Howard University is being sued by a white student who was expelled from its law school. The student accuses the establishment of a hostile environment and racial discrimination.
Plaintiff Michael Ray Newman, who attended the Howard University School of Law in fall 2020 after having received a $26,250 annual scholarship, was expelled about two years later in September.
The lawsuit, which Newman’s attorney filed Feb. 16 in Superior Court of the District of Columbia, says he suffered “emotional, mental and economic harm” and seeks more than $2 million in damages.
The lawsuit stems from events that began in 2020 when Newman participated in a public debate and discussion on a professor’s forum page.
After Newman expressed his disagreement with the Black community in a previous GroupMe chat, saying, “they believe government solves problems,” whereas he saw government only as “causing problems,” he decided to move the discussion to the forum, as evidenced by court documents.

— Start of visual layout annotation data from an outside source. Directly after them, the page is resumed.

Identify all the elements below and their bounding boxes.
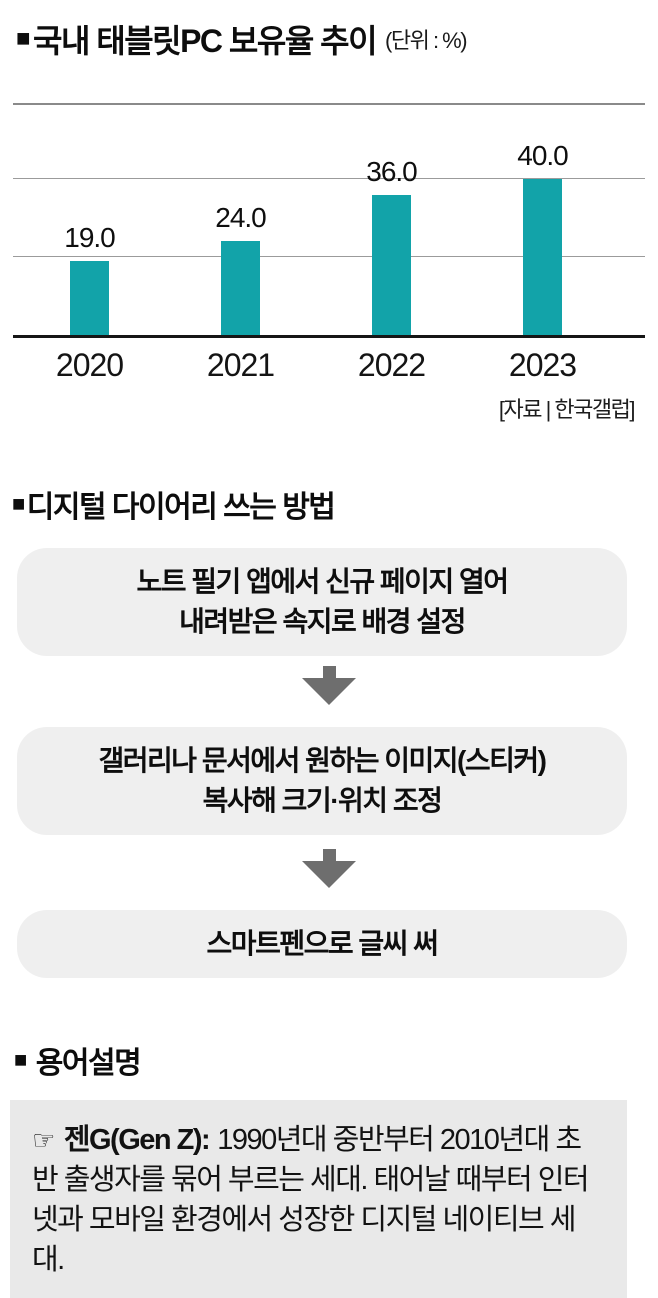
glossary-box: ☞ 젠G(Gen Z): 1990년대 중반부터 2010년대 초반 출생자를 묶어…	[10, 1100, 627, 1298]
bar-chart-plot: 19.0 24.0 36.0 40.0	[13, 103, 645, 338]
square-bullet-icon: ■	[16, 25, 31, 52]
chart-x-tick-label: 2021	[206, 347, 275, 383]
glossary-term: 젠G(Gen Z):	[63, 1124, 211, 1156]
chart-x-tick-label: 2023	[508, 347, 577, 383]
howto-step-text: 노트 필기 앱에서 신규 페이지 열어	[136, 566, 509, 597]
chart-bar-value-label: 19.0	[64, 222, 116, 253]
chart-bar-value-label: 24.0	[215, 202, 267, 233]
chart-bar-value-label: 40.0	[517, 140, 569, 171]
chart-title: ■ 국내 태블릿PC 보유율 추이 (단위 : %)	[16, 16, 658, 62]
chart-bar-2021	[221, 241, 260, 335]
chart-x-tick-label: 2022	[357, 347, 426, 383]
down-arrow-stem	[322, 849, 336, 861]
howto-step-text: 복사해 크기·위치 조정	[202, 785, 443, 816]
chart-gridline	[13, 178, 645, 179]
howto-step-box: 갤러리나 문서에서 원하는 이미지(스티커) 복사해 크기·위치 조정	[17, 727, 627, 835]
infographic-page: ■ 국내 태블릿PC 보유율 추이 (단위 : %) 19.0 24.0 36.0 4…	[0, 16, 658, 1298]
chart-unit-label: (단위 : %)	[385, 28, 468, 53]
square-bullet-icon: ■	[12, 491, 25, 516]
chart-bar-2023	[523, 179, 562, 335]
pointing-hand-icon: ☞	[32, 1125, 55, 1155]
square-bullet-icon: ■	[14, 1047, 27, 1072]
chart-source: [자료 | 한국갤럽]	[498, 397, 636, 422]
down-arrow-head	[302, 861, 356, 888]
down-arrow-stem	[322, 666, 336, 678]
howto-step-text: 스마트펜으로 글씨 써	[206, 928, 439, 959]
glossary-heading-text: 용어설명	[35, 1047, 142, 1080]
chart-gridline	[13, 256, 645, 257]
howto-step-box: 스마트펜으로 글씨 써	[17, 910, 627, 978]
howto-step-text: 갤러리나 문서에서 원하는 이미지(스티커)	[98, 745, 547, 776]
chart-bar-value-label: 36.0	[366, 156, 418, 187]
down-arrow-icon	[302, 849, 356, 888]
glossary-heading: ■ 용어설명	[14, 1038, 658, 1082]
chart-x-tick-label: 2020	[55, 347, 124, 383]
down-arrow-icon	[302, 666, 356, 705]
bar-chart-x-axis: 2020 2021 2022 2023	[13, 338, 645, 383]
chart-title-text: 국내 태블릿PC 보유율 추이	[33, 23, 378, 59]
chart-bar-2020	[70, 261, 109, 335]
howto-heading: ■ 디지털 다이어리 쓰는 방법	[12, 482, 658, 526]
down-arrow-head	[302, 678, 356, 705]
chart-bar-2022	[372, 195, 411, 335]
howto-heading-text: 디지털 다이어리 쓰는 방법	[26, 491, 336, 524]
howto-step-text: 내려받은 속지로 배경 설정	[179, 606, 466, 637]
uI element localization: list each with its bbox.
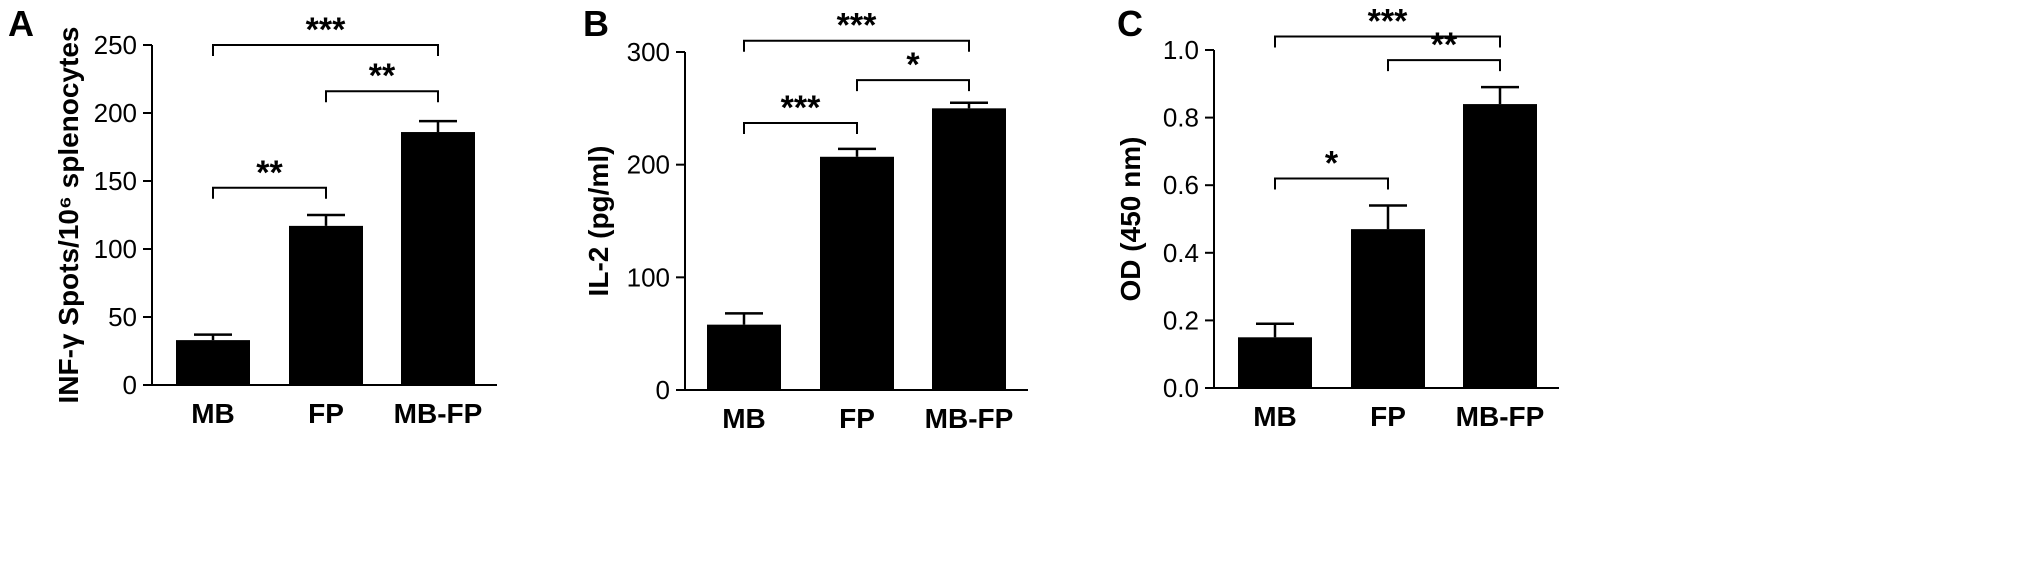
significance-label: *** xyxy=(837,7,877,45)
bar xyxy=(820,156,894,390)
y-tick-label: 0.0 xyxy=(1163,373,1199,403)
y-tick-label: 300 xyxy=(627,37,670,67)
y-tick-label: 0.8 xyxy=(1163,103,1199,133)
y-tick-label: 0.4 xyxy=(1163,238,1199,268)
significance-bracket xyxy=(856,79,970,92)
x-tick-label: FP xyxy=(1370,401,1406,432)
y-tick-label: 100 xyxy=(627,262,670,292)
y-tick-label: 1.0 xyxy=(1163,35,1199,65)
significance-label: *** xyxy=(781,89,821,127)
bar xyxy=(176,340,250,385)
y-tick-label: 50 xyxy=(108,302,137,332)
significance-label: * xyxy=(1325,144,1339,182)
bar xyxy=(289,225,363,385)
significance-bracket xyxy=(1274,35,1501,48)
panel-letter: A xyxy=(8,3,34,44)
x-tick-label: MB xyxy=(191,398,235,429)
significance-bracket xyxy=(743,121,858,134)
significance-label: * xyxy=(906,46,920,84)
significance-label: ** xyxy=(369,57,396,95)
x-tick-label: FP xyxy=(839,403,875,434)
significance-bracket xyxy=(1274,177,1389,190)
bar xyxy=(1463,104,1537,388)
panel-letter: C xyxy=(1117,3,1143,44)
y-axis-label: INF-γ Spots/10⁶ splenocytes xyxy=(53,26,84,403)
significance-bracket xyxy=(743,39,970,52)
y-tick-label: 100 xyxy=(94,234,137,264)
significance-label: ** xyxy=(256,154,283,192)
x-tick-label: MB xyxy=(1253,401,1297,432)
y-tick-label: 200 xyxy=(94,98,137,128)
significance-bracket xyxy=(212,186,327,199)
y-tick-label: 250 xyxy=(94,30,137,60)
y-tick-label: 0.2 xyxy=(1163,305,1199,335)
bar xyxy=(401,132,475,385)
y-tick-label: 200 xyxy=(627,150,670,180)
x-tick-label: FP xyxy=(308,398,344,429)
significance-bracket xyxy=(1387,59,1501,72)
y-tick-label: 0 xyxy=(123,370,137,400)
y-tick-label: 0 xyxy=(656,375,670,405)
x-tick-label: MB-FP xyxy=(925,403,1014,434)
y-tick-label: 150 xyxy=(94,166,137,196)
panel-letter: B xyxy=(583,3,609,44)
significance-bracket xyxy=(325,90,439,103)
panel-c: C 0.0 0.2 0.4 0.6 0.8 1.0 OD (450 nm) MB FP MB-FP *… xyxy=(1115,2,1559,432)
significance-label: ** xyxy=(1431,26,1458,64)
bar xyxy=(707,324,781,390)
panel-a: A 0 50 100 150 200 250 INF-γ Spots/10⁶ splenocy… xyxy=(8,3,497,429)
bar xyxy=(1351,229,1425,388)
y-axis-label: IL-2 (pg/ml) xyxy=(583,146,614,297)
x-tick-label: MB-FP xyxy=(1456,401,1545,432)
x-tick-label: MB-FP xyxy=(394,398,483,429)
significance-label: *** xyxy=(1368,2,1408,40)
y-axis-label: OD (450 nm) xyxy=(1115,137,1146,302)
significance-label: *** xyxy=(306,11,346,49)
y-tick-label: 0.6 xyxy=(1163,170,1199,200)
bar xyxy=(932,108,1006,390)
x-tick-label: MB xyxy=(722,403,766,434)
bar xyxy=(1238,337,1312,388)
significance-bracket xyxy=(212,44,439,56)
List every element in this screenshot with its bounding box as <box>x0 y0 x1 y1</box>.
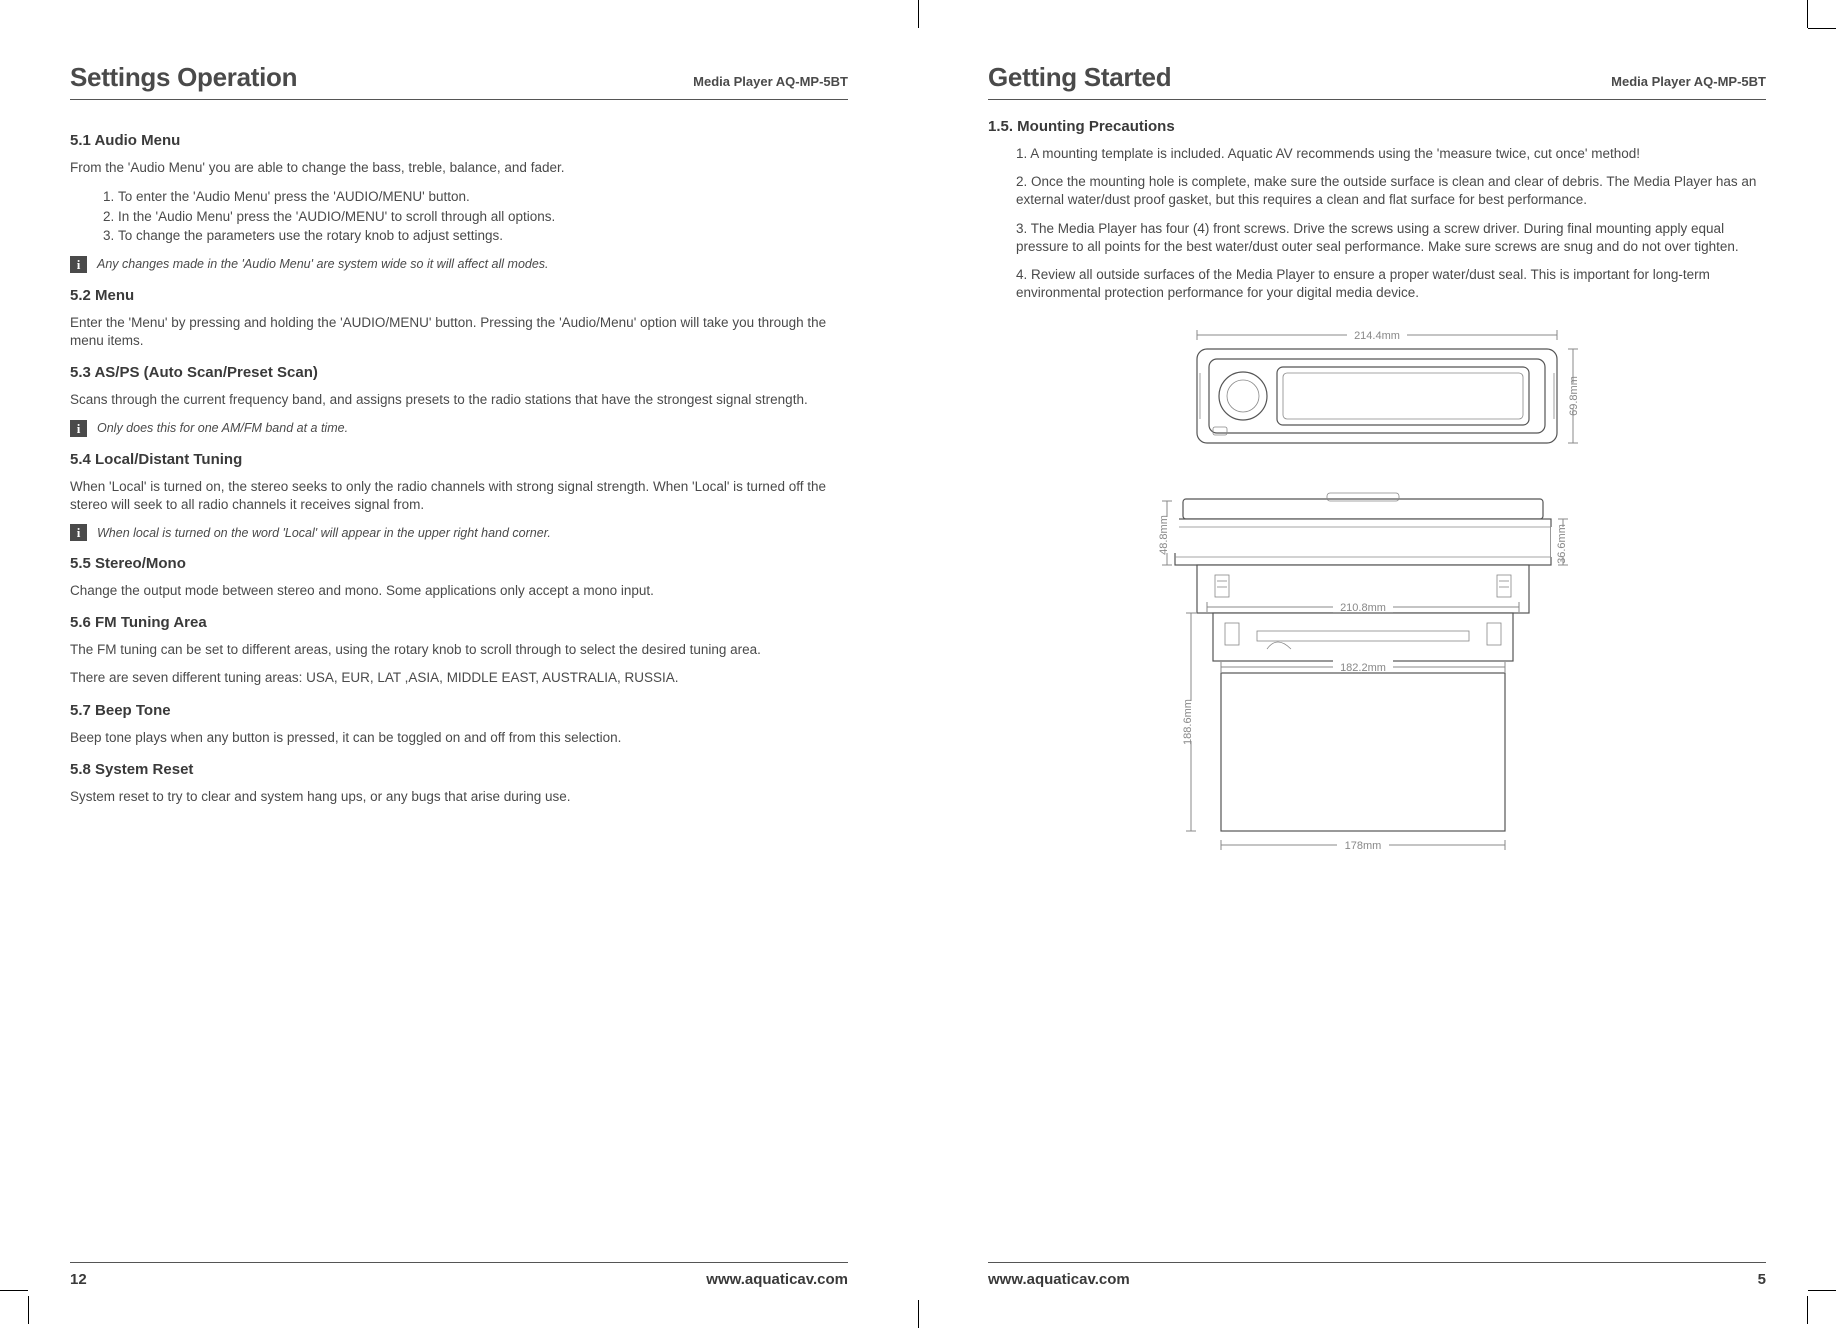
right-page-number: 5 <box>1758 1271 1766 1288</box>
left-page-number: 12 <box>70 1271 87 1288</box>
left-header: Settings Operation Media Player AQ-MP-5B… <box>70 62 848 100</box>
left-footer: 12 www.aquaticav.com <box>70 1262 848 1288</box>
section-5-6-body2: There are seven different tuning areas: … <box>70 669 848 687</box>
info-icon: i <box>70 420 87 437</box>
section-5-1-intro: From the 'Audio Menu' you are able to ch… <box>70 159 848 177</box>
list-item: To change the parameters use the rotary … <box>118 226 848 246</box>
section-5-5-body: Change the output mode between stereo an… <box>70 582 848 600</box>
section-5-4-body: When 'Local' is turned on, the stereo se… <box>70 478 848 514</box>
info-row-5-4: i When local is turned on the word 'Loca… <box>70 524 848 541</box>
right-footer: www.aquaticav.com 5 <box>988 1262 1766 1288</box>
section-5-6-body1: The FM tuning can be set to different ar… <box>70 641 848 659</box>
left-model: Media Player AQ-MP-5BT <box>693 74 848 89</box>
right-page: Getting Started Media Player AQ-MP-5BT 1… <box>918 0 1836 1328</box>
section-5-4-heading: 5.4 Local/Distant Tuning <box>70 451 848 468</box>
front-view-diagram: 214.4mm <box>1137 323 1617 463</box>
list-item: In the 'Audio Menu' press the 'AUDIO/MEN… <box>118 207 848 227</box>
section-1-5-heading: 1.5. Mounting Precautions <box>988 118 1766 135</box>
dim-total-h: 188.6mm <box>1182 699 1194 745</box>
left-page: Settings Operation Media Player AQ-MP-5B… <box>0 0 918 1328</box>
right-url: www.aquaticav.com <box>988 1271 1130 1288</box>
info-icon: i <box>70 524 87 541</box>
dim-front-width: 214.4mm <box>1354 330 1400 342</box>
dimension-diagrams: 214.4mm <box>988 323 1766 871</box>
info-row-5-3: i Only does this for one AM/FM band at a… <box>70 420 848 437</box>
dim-front-height: 69.8mm <box>1568 376 1580 416</box>
list-item: To enter the 'Audio Menu' press the 'AUD… <box>118 187 848 207</box>
dim-face-h: 48.8mm <box>1158 515 1170 555</box>
section-5-5-heading: 5.5 Stereo/Mono <box>70 555 848 572</box>
left-title: Settings Operation <box>70 62 297 93</box>
section-1-5-p3: 3. The Media Player has four (4) front s… <box>1016 220 1766 256</box>
right-header: Getting Started Media Player AQ-MP-5BT <box>988 62 1766 100</box>
info-text: Any changes made in the 'Audio Menu' are… <box>97 257 549 271</box>
dim-inner-w1: 210.8mm <box>1340 602 1386 614</box>
top-view-diagram: 210.8mm 182.2mm <box>1107 491 1647 871</box>
section-1-5-p4: 4. Review all outside surfaces of the Me… <box>1016 266 1766 302</box>
section-5-3-body: Scans through the current frequency band… <box>70 391 848 409</box>
section-5-1-heading: 5.1 Audio Menu <box>70 132 848 149</box>
dim-body-d1: 36.6mm <box>1556 524 1568 564</box>
section-5-2-heading: 5.2 Menu <box>70 287 848 304</box>
section-5-8-body: System reset to try to clear and system … <box>70 788 848 806</box>
section-1-5-p2: 2. Once the mounting hole is complete, m… <box>1016 173 1766 209</box>
left-url: www.aquaticav.com <box>706 1271 848 1288</box>
right-title: Getting Started <box>988 62 1171 93</box>
info-text: Only does this for one AM/FM band at a t… <box>97 421 348 435</box>
info-icon: i <box>70 256 87 273</box>
section-5-3-heading: 5.3 AS/PS (Auto Scan/Preset Scan) <box>70 364 848 381</box>
dim-base-w: 178mm <box>1345 840 1382 852</box>
section-5-7-body: Beep tone plays when any button is press… <box>70 729 848 747</box>
section-5-2-body: Enter the 'Menu' by pressing and holding… <box>70 314 848 350</box>
dim-inner-w2: 182.2mm <box>1340 662 1386 674</box>
section-5-7-heading: 5.7 Beep Tone <box>70 702 848 719</box>
section-5-1-list: To enter the 'Audio Menu' press the 'AUD… <box>118 187 848 246</box>
section-5-8-heading: 5.8 System Reset <box>70 761 848 778</box>
right-model: Media Player AQ-MP-5BT <box>1611 74 1766 89</box>
info-text: When local is turned on the word 'Local'… <box>97 526 551 540</box>
info-row-5-1: i Any changes made in the 'Audio Menu' a… <box>70 256 848 273</box>
section-5-6-heading: 5.6 FM Tuning Area <box>70 614 848 631</box>
section-1-5-p1: 1. A mounting template is included. Aqua… <box>1016 145 1766 163</box>
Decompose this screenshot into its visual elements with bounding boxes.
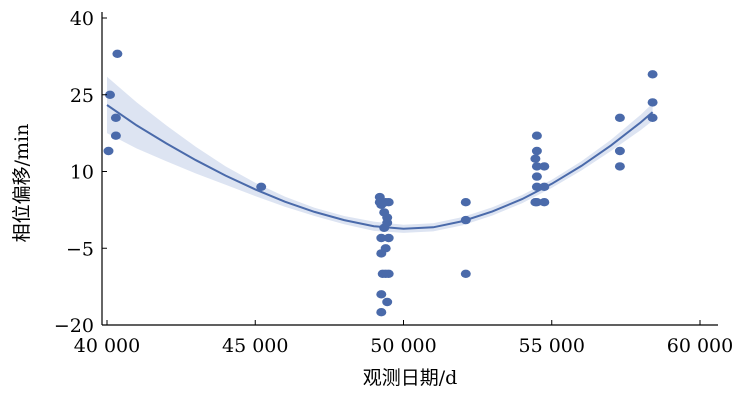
data-point: [531, 162, 542, 171]
data-point: [376, 308, 387, 317]
data-point: [383, 233, 394, 243]
data-point: [110, 113, 121, 123]
data-point: [647, 70, 658, 79]
data-point: [647, 113, 658, 123]
x-axis-title: 观测日期/d: [363, 367, 458, 389]
y-axis-title: 相位偏移/min: [11, 124, 33, 243]
data-point: [531, 146, 542, 156]
x-tick-label: 50 000: [370, 335, 436, 357]
data-point: [531, 182, 542, 191]
data-point: [382, 218, 393, 227]
data-point: [531, 172, 542, 181]
data-point: [383, 198, 394, 207]
y-tick-label: −20: [54, 315, 94, 337]
tick-layer: 40 000 45 000 50 000 55 000 60 000 −20 −5 10 25 4…: [54, 8, 733, 357]
data-point: [614, 146, 625, 156]
data-point: [110, 131, 121, 140]
confidence-band-layer: [107, 76, 653, 233]
data-point: [103, 146, 114, 156]
data-point: [531, 198, 542, 207]
data-point: [112, 49, 123, 58]
data-point: [539, 182, 550, 191]
data-point: [539, 162, 550, 171]
data-point: [460, 269, 471, 278]
data-point: [383, 269, 394, 278]
data-point: [376, 290, 387, 299]
data-point: [380, 244, 391, 253]
x-tick-label: 40 000: [74, 335, 140, 357]
data-point: [460, 198, 471, 207]
data-point: [539, 198, 550, 207]
x-tick-label: 45 000: [222, 335, 288, 357]
y-tick-label: −5: [66, 238, 94, 260]
confidence-band: [107, 76, 653, 233]
data-point: [531, 131, 542, 140]
data-point: [530, 154, 541, 163]
data-point: [256, 182, 267, 191]
data-point: [647, 98, 658, 107]
x-tick-label: 60 000: [667, 335, 733, 357]
scatter-points-layer: [103, 49, 658, 317]
data-point: [376, 233, 387, 243]
y-tick-label: 10: [70, 162, 94, 184]
data-point: [460, 215, 471, 225]
data-point: [614, 113, 625, 123]
y-tick-label: 25: [70, 85, 94, 107]
data-point: [105, 90, 115, 100]
data-point: [382, 297, 393, 307]
x-tick-label: 55 000: [519, 335, 585, 357]
y-tick-label: 40: [70, 8, 94, 30]
data-point: [614, 162, 625, 171]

“While the university declines to comment on pending litigation substantively, the University is prepared to vigorously defend itself in this lawsuit and that the claims provide a one-sided and self-serving narrative of the events leading to the end of the student’s enrollment”
Frank Tramble, a vice president and the chief communications officer for Howard, said
According to Tramble, Newman engaged in “a pattern of antagonizing actions against other students” at the law school. He gives the death of a law student as an example of how Newman used it to “further his views on COVID-19 and the vaccines.” He was then expelled for “disruptive and harassing conduct,” per the university’s rules of conduct.
The lawsuit claims Newman also compared himself in a Zoom chat box as a white student at a historically Black university to a Black student attending a predominantly white school, saying he felt “utterly disenfranchised.”
After both incidents, many of Newman’s classmates contacted school administrators and sought his expulsion, some even complaining that the controversies he caused distracted from their studies, according to the suit.